Sebagai bagian dari diplomasi budaya, Indonesia turut menampilkan Tari Pendet dan Gamelan, dua warisan budaya yang telah diakui dunia. Keduanya menjadi simbol kekayaan budaya Indonesia yang telah diinskripsi sebagai warisan budaya takbenda UNESCO.

Usulan Pusat Budaya Asia Pasifik


Selain pencalonan, Indonesia juga mengajukan proposal pembentukan pusat regional bertajuk Asia-Pacific Center for Community-Based Safeguarding of Intangible Cultural Heritage. Pusat ini dirancang sebagai Category 2 Centre di bawah UNESCO.

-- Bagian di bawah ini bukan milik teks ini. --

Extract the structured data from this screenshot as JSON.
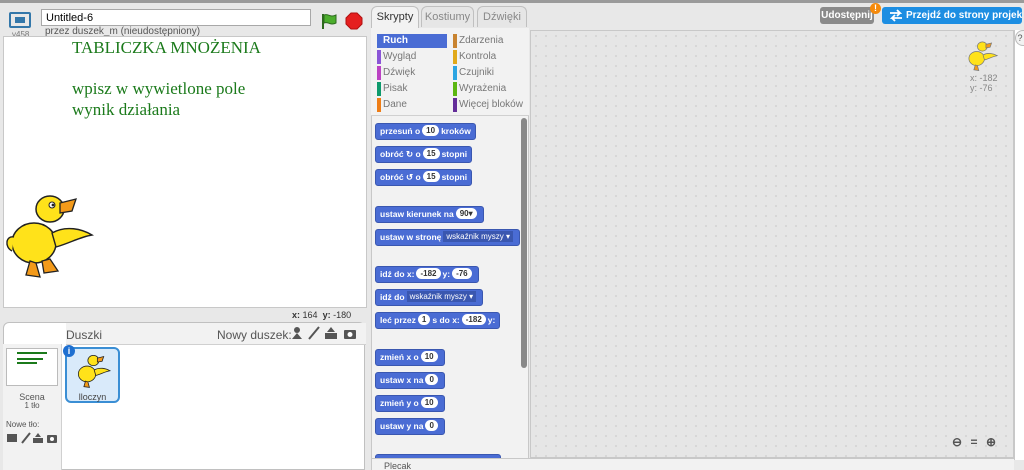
{
  "app": {
    "version": "v458",
    "project_title": "Untitled-6",
    "owner_line": "przez duszek_m (nieudostępniony)"
  },
  "stage": {
    "title": "TABLICZKA MNOŻENIA",
    "line1": "wpisz w wywietlone pole",
    "line2": "wynik działania",
    "coord_x_label": "x:",
    "coord_x": "164",
    "coord_y_label": "y:",
    "coord_y": "-180",
    "text_color": "#1b7a1b"
  },
  "sprites_pane": {
    "label": "Duszki",
    "new_sprite_label": "Nowy duszek:",
    "stage_label": "Scena",
    "backdrop_count": "1 tło",
    "new_backdrop_label": "Nowe tło:",
    "sprite_name": "lloczyn"
  },
  "tabs": [
    {
      "label": "Skrypty",
      "active": true
    },
    {
      "label": "Kostiumy",
      "active": false
    },
    {
      "label": "Dźwięki",
      "active": false
    }
  ],
  "categories_left": [
    {
      "label": "Ruch",
      "color": "#4a6cd4",
      "selected": true
    },
    {
      "label": "Wygląd",
      "color": "#8a55d7"
    },
    {
      "label": "Dźwięk",
      "color": "#bb42c3"
    },
    {
      "label": "Pisak",
      "color": "#0e9a6c"
    },
    {
      "label": "Dane",
      "color": "#ee7d16"
    }
  ],
  "categories_right": [
    {
      "label": "Zdarzenia",
      "color": "#c88330"
    },
    {
      "label": "Kontrola",
      "color": "#e1a91a"
    },
    {
      "label": "Czujniki",
      "color": "#2ca5e2"
    },
    {
      "label": "Wyrażenia",
      "color": "#5cb712"
    },
    {
      "label": "Więcej bloków",
      "color": "#632d99"
    }
  ],
  "blocks": {
    "move": {
      "pre": "przesuń o",
      "val": "10",
      "post": "kroków"
    },
    "turn_right": {
      "pre": "obróć ↻ o",
      "val": "15",
      "post": "stopni"
    },
    "turn_left": {
      "pre": "obróć ↺ o",
      "val": "15",
      "post": "stopni"
    },
    "point_dir": {
      "pre": "ustaw kierunek na",
      "val": "90▾"
    },
    "point_towards": {
      "pre": "ustaw w stronę",
      "dd": "wskaźnik myszy ▾"
    },
    "goto_xy": {
      "pre": "idź do x:",
      "x": "-182",
      "y_label": "y:",
      "y": "-76"
    },
    "goto": {
      "pre": "idź do",
      "dd": "wskaźnik myszy ▾"
    },
    "glide": {
      "pre": "leć przez",
      "val": "1",
      "mid": "s do x:",
      "x": "-182",
      "y_label": "y:"
    },
    "change_x": {
      "pre": "zmień x o",
      "val": "10"
    },
    "set_x": {
      "pre": "ustaw x na",
      "val": "0"
    },
    "change_y": {
      "pre": "zmień y o",
      "val": "10"
    },
    "set_y": {
      "pre": "ustaw y na",
      "val": "0"
    }
  },
  "scripts_area": {
    "sprite_x_label": "x:",
    "sprite_x": "-182",
    "sprite_y_label": "y:",
    "sprite_y": "-76",
    "bottom_label": "Plecak"
  },
  "header_right": {
    "share_label": "Udostępnij",
    "share_badge": "!",
    "goto_project_label": "Przejdź do strony projektu",
    "help": "?"
  },
  "icons": [
    "fullscreen-icon",
    "green-flag-icon",
    "stop-icon",
    "paint-icon",
    "upload-icon",
    "camera-icon",
    "sprite-library-icon",
    "zoom-out-icon",
    "zoom-reset-icon",
    "zoom-in-icon",
    "info-icon"
  ]
}
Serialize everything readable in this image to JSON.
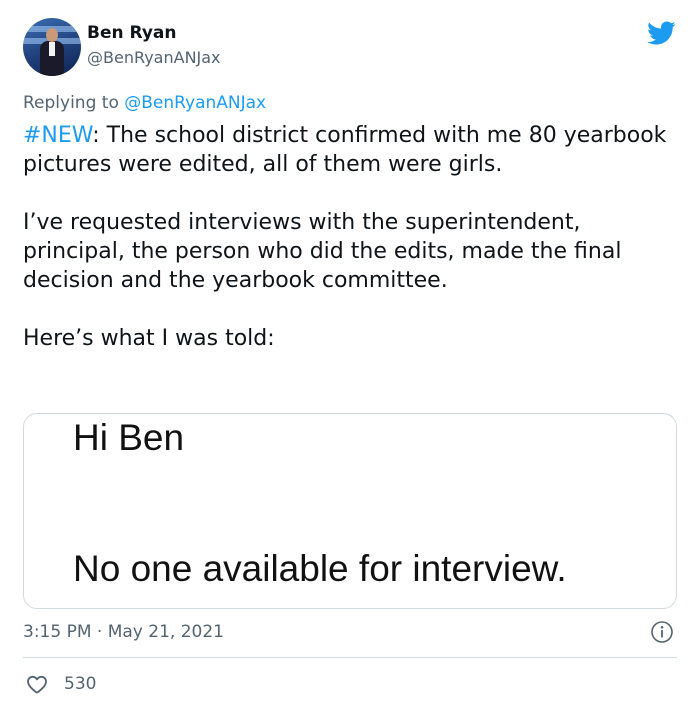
{
  "author": {
    "display_name": "Ben Ryan",
    "handle": "@BenRyanANJax"
  },
  "reply": {
    "prefix": "Replying to ",
    "mention": "@BenRyanANJax"
  },
  "tweet": {
    "hashtag": "#NEW",
    "line1_rest": ": The school district confirmed with me 80 yearbook pictures were edited, all of them were girls.",
    "paragraph2": "I’ve requested interviews with the superintendent, principal, the person who did the edits, made the final decision and the yearbook committee.",
    "paragraph3": "Here’s what I was told:"
  },
  "media": {
    "line1": "Hi Ben",
    "line2": "No one available for interview."
  },
  "meta": {
    "time": "3:15 PM",
    "separator": " · ",
    "date": "May 21, 2021"
  },
  "engagement": {
    "likes": "530"
  },
  "icons": {
    "brand": "twitter-bird-icon",
    "info": "info-icon",
    "like": "heart-icon"
  },
  "colors": {
    "accent": "#1d9bf0",
    "secondary_text": "#536471",
    "border": "#cfd9de",
    "text": "#0f1419"
  }
}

Inisiatif tersebut diharapkan menjadi wadah penguatan kapasitas, pertukaran pengetahuan, serta kolaborasi antarnegara di kawasan Asia-Pasifik dalam melestarikan budaya takbenda.

Langkah ini dinilai sebagai kontribusi nyata Indonesia dalam mendukung pelestarian budaya di tingkat regional maupun global.

Perkuat Posisi Indonesia di Dunia

Sebagai negara dengan keragaman budaya yang besar, Indonesia terus berupaya menempatkan budaya sebagai pilar pembangunan berkelanjutan. Pencalonan ini juga menjadi bagian dari strategi memperkuat posisi Indonesia dalam kebijakan kebudayaan dunia.

Partisipasi aktif dalam forum UNESCO diharapkan mampu meningkatkan dukungan internasional terhadap Indonesia sekaligus mempertegas perannya sebagai mitra strategis dalam kerja sama multilateral bidang kebudayaan.

Dengan langkah ini, Indonesia tidak hanya berupaya menjaga warisan budaya sendiri, tetapi juga berkontribusi dalam menjaga kekayaan budaya dunia secara bersama.